Here's a disruptive technology trend: Google and Microsoft as makers of personal computers.
If I had tried to predict in 2010 that these two companies would make branded PCs -- using PC in the generic sense -- I can imagine the response.
"You're an idiot" (and the usual variations I get on that theme) come to mind. But more-thoughtful readers, I'm guessing, would have made the logical argument that Microsoft would piss off its partners and destroy its business model. And Google? Why in the world would Google make a laptop?
Well, it's 2013 and we have the Surface Pro -- which Panos Panay, the Microsoft executive in charge of Surface, has said was "designed as a PC" -- and the Google Chromebook Pixel, which is clearly a laptop.
Who knows how all of this is going to shake out, but we do know that Microsoft is not going away and, in fact, will expand its Surface lineup. And I don't think the Pixel is a one-time deal. (I hope not, because I intend to buy the next iteration.)
So, how does this disrupt things? Here are a few thoughts.
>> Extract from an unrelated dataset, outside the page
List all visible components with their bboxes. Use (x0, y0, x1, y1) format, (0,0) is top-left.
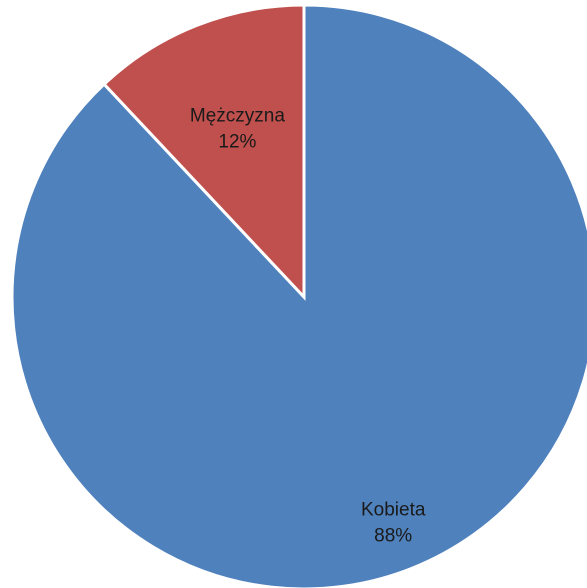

- The decline of the PC OEM: PC makers like Samsung and Acer will look elsewhere (Android). Yeah, they'll still make PCs, but the writing is on the wall: this isn't your father's PC industry.
- Vertical computer companies: Apple's success as a hardware and software designer is well known, aka, vertical integration of design. That is, all aspects of hardware and software design of the iPad and MacBook are controlled by Apple. Now add Microsoft and Google to that list.
- Rise of Microsoft: Microsoft doesn't have to do a whole lot to rise as a PC maker, since it's starting from zero. My opinion is that its mere presence makes all the difference. Surface influences how Microsoft designs its software. To wit, Windows 8. That affects all PC users.
- Google's Pixel: Google is doing more or less the same thing. It's using a killer laptop design to bring attention to Chrome. It's certainly got my attention. Chrome as an operating environment is very niche right now, but I can see it catching on as Google finesses and improves the experience and more reviewers realize that you don't need a traditional OS like Windows or OS X.
That just scrapes the surface (pun not intended). I'm sure readers can think of a lot more disruptive outcomes with these two giant companies making devices.